GEOFF MORRELL, BP SPOKESMAN: The pockets of tar mat that still exist are in areas known to us but which were deemed by the federal government to be better to leave alone there and let them be naturally exposed to -- through erosion and then for us to clean them.

So as they appear, we are finding them and removing them. But none of them poses a threat to human or aquatic life.

GRIFFIN: And is this going to go on for years and years?

MORRELL: However long it goes on, the company is committed to cleaning up that which is exposed and that which is Macondo oil.

(END VIDEOTAPE)

BLITZER: And Drew is joining us live.

Drew, BP makes it sound like the Gulf really is back to normal despite this huge spill, everything seems to be OK, if you hear what they're saying. But is that true?

GRIFFIN: You know, if you just go down and look at the Gulf, dive in the water, as we did, you're on the beaches, it really looks like the Gulf is back. Very resilient, bouncing back. Fish catches are back. The fish are clean. You can eat them. The oysters are coming back. You can eat them.

But for these tar mats that are showing up due to natural erosion along the way, the oil is pretty much gone. The mystery is, Wolf, what about all the oil that scientists believe is still at the bottom of the deep sea? And whether or not that is going to affect the food chain, the environment, in the years to come?

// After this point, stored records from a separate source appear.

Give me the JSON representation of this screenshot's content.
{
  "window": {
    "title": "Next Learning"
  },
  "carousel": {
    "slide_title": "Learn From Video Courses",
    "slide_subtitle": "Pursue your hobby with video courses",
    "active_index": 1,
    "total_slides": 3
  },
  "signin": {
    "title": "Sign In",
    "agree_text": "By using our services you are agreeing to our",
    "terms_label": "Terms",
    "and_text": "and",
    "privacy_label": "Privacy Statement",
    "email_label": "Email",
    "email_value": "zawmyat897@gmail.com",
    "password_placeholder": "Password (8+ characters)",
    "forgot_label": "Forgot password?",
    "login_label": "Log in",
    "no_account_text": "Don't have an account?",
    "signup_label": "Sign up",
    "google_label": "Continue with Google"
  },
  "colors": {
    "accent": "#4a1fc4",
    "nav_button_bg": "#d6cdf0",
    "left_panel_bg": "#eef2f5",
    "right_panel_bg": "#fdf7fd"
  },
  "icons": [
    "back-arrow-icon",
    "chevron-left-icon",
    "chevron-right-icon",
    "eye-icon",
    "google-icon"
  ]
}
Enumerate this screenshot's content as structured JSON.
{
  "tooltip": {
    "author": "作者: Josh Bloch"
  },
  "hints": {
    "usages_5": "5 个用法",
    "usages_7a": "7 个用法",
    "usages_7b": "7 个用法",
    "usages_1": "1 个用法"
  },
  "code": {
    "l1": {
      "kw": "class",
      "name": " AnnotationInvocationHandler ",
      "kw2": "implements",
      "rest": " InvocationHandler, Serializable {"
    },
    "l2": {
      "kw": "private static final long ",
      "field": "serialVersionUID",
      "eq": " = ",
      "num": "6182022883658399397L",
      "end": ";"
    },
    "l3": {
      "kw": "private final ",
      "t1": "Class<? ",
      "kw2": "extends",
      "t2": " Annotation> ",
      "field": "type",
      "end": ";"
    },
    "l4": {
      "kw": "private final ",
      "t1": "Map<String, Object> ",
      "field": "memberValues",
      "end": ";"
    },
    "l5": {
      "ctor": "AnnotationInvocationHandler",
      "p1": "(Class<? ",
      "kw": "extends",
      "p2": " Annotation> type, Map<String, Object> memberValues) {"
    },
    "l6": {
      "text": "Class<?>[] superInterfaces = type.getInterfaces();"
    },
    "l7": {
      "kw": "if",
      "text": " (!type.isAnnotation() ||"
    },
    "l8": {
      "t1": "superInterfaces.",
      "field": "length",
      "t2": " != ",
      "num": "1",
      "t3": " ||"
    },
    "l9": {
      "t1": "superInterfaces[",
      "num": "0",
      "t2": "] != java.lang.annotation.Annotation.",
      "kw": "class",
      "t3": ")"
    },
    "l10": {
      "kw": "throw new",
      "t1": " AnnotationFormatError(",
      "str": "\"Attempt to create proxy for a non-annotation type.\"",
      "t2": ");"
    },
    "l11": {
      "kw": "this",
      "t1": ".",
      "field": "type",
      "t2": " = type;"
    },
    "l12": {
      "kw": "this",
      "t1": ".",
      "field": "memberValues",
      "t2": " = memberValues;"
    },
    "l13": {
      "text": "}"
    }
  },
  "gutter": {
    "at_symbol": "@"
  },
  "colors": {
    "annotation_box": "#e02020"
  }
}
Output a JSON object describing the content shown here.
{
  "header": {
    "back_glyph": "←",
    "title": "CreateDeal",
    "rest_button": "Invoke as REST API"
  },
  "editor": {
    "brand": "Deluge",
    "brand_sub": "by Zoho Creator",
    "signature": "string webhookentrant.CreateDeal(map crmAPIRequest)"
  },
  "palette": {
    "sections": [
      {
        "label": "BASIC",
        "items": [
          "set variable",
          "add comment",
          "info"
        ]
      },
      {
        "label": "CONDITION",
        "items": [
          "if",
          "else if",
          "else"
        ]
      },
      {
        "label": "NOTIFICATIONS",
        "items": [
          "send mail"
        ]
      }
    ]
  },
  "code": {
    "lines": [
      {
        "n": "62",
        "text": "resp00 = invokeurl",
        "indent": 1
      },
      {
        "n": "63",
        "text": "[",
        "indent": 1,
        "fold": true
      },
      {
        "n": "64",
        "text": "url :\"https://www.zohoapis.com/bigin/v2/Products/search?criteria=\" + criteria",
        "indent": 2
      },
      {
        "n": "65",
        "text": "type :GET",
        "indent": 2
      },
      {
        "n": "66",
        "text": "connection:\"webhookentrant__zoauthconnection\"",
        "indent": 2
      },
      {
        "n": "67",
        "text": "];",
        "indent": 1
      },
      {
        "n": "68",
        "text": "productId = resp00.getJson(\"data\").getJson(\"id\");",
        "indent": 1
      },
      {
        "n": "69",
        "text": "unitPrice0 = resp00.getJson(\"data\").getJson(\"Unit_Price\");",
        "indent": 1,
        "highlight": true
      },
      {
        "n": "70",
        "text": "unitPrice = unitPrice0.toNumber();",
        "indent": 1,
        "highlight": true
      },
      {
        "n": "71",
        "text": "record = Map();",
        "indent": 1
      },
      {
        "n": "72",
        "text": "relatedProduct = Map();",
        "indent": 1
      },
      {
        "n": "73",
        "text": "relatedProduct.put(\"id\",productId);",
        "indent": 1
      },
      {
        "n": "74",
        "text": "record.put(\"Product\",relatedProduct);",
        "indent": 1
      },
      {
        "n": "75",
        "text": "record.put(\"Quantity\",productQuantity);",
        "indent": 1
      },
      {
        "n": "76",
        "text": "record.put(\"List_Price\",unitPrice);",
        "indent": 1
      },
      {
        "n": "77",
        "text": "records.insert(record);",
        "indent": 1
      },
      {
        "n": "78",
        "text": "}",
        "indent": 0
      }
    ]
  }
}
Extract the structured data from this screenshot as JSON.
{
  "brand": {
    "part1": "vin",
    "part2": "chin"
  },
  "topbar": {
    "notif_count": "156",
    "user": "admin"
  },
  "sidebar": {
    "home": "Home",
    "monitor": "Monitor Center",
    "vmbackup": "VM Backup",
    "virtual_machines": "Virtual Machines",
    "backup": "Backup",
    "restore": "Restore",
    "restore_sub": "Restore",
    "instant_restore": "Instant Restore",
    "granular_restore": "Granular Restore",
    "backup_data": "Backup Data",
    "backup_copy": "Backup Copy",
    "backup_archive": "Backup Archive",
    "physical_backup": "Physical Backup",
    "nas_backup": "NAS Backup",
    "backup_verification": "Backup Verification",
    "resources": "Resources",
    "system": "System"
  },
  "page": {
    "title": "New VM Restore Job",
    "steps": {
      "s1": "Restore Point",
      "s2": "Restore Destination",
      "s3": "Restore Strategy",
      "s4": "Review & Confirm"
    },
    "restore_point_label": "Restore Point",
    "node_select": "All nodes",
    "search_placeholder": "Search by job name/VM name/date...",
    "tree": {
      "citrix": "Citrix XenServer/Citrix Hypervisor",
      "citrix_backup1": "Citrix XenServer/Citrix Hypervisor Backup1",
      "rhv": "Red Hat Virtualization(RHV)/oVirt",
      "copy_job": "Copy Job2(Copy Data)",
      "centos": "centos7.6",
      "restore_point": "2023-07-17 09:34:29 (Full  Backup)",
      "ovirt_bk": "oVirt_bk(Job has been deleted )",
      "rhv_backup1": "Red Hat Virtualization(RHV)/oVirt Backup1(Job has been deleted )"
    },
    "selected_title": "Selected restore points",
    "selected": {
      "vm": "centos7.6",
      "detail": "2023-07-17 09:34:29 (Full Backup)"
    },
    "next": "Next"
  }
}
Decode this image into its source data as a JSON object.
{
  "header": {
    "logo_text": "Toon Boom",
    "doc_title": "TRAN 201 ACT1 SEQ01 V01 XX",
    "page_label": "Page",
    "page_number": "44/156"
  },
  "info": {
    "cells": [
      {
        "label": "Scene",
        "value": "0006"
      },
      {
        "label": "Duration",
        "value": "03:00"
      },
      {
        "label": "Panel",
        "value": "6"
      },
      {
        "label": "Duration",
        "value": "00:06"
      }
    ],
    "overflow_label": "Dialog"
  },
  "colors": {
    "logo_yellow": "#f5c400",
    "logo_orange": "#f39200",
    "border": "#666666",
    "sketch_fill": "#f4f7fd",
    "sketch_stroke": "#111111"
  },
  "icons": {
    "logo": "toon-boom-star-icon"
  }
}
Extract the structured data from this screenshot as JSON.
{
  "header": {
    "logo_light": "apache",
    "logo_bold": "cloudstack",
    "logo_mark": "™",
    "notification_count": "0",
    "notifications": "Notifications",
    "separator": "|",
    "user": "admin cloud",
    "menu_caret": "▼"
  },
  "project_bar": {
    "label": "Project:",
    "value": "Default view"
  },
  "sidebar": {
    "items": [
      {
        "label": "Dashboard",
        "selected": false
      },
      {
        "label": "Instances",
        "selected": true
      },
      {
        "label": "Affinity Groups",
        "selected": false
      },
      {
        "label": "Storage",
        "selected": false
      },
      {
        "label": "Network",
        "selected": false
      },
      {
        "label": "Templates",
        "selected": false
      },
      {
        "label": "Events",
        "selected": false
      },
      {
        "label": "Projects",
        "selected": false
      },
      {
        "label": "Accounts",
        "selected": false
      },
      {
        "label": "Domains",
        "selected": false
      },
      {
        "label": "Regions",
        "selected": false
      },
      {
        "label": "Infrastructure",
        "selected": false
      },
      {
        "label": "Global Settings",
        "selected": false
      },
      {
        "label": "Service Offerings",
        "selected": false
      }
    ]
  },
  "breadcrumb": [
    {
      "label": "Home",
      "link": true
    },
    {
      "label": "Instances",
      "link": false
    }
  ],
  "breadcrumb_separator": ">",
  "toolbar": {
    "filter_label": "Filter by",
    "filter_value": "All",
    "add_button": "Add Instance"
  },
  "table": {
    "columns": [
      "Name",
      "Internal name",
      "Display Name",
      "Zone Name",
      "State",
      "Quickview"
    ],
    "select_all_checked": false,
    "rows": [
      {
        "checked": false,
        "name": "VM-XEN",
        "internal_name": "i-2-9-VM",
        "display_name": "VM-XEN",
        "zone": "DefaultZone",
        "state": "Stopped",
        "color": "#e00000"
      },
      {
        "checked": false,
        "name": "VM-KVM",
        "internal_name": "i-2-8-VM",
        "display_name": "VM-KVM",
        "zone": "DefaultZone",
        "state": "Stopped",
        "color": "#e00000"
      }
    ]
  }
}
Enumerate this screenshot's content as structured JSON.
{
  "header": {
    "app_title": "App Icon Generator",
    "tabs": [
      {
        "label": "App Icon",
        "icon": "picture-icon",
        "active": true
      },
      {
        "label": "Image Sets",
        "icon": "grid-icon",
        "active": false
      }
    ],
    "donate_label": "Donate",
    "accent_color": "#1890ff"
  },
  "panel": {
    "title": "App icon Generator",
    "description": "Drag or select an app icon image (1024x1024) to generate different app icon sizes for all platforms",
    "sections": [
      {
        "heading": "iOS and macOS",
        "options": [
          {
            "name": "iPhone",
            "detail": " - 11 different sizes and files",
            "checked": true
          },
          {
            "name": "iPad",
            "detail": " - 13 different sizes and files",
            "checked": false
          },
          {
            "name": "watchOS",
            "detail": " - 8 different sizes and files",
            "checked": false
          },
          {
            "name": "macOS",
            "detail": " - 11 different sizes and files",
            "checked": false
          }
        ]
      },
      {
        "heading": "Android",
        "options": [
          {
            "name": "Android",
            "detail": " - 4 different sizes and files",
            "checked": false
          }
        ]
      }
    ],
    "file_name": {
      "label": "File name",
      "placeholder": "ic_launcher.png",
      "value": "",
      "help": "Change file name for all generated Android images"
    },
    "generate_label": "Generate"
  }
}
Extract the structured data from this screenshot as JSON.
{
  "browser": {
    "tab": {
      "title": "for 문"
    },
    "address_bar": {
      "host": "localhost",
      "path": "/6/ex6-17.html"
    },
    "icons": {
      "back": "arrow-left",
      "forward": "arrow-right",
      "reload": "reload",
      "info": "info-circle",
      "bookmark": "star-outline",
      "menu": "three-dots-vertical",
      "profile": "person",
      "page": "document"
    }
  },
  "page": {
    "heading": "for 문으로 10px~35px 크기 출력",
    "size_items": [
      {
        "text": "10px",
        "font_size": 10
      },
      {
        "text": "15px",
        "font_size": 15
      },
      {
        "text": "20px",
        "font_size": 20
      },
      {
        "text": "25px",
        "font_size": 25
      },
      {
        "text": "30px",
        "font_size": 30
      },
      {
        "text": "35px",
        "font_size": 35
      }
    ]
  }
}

There's still so much science waiting to be told, but right now, it looks really, really good. BLITZER: One of the people that were so directly affected by

this, the people in the fishing industry, the oystermen, as you point out, what are they saying about how their lives have changed? I assume they have.

GRIFFIN: Their lives have changed, Wolf. Keep in mind that a lot of the change in their life has been emotional, which was surprising for me to see. But for these many years, five years now, they weren't convinced everything was going to be coming back. There was a lot of delayed investment in fishing industry. A lot of families left the business, fearing that the fish would not come back, or God forbid, there would be another accident that would basically wipe them out economically.

There still is a lot of fear, trepidation, worry about the future. But for right now, they have their fingers crossed and they're hoping indeed that even though this was a massive, massive spill, it's not a cataclysmic long term event.

BLITZER: So, they're not convinced by any means that it's over, that the recovery has occurred?

GRIFFIN: No. And the government trustees in charge of determining that, actually, came out with a rebuke against BP, which said that after five years it looks like everything is rebounding.

The government scientists basically said that was very premature, irresponsible, cherry picked studies. That's in our report tonight. You'll see that. But the studies that have been done or completed so far say, do say up until this point for these species that were drastically affected, there appears to be a natural rebound taking place.

BLITZER: It's really a terrific and excellent documentary that I highly recommend. Drew, thanks very much for doing it.

Please be sure to tune in later tonight, 9:00 p.m. Eastern for our special report, "Blowout: The Gulf Oil Disaster", only seen right here on CNN.

That's it for me. Thanks very much for watching.

"ERIN BURNETT OUTFRONT" starts right now.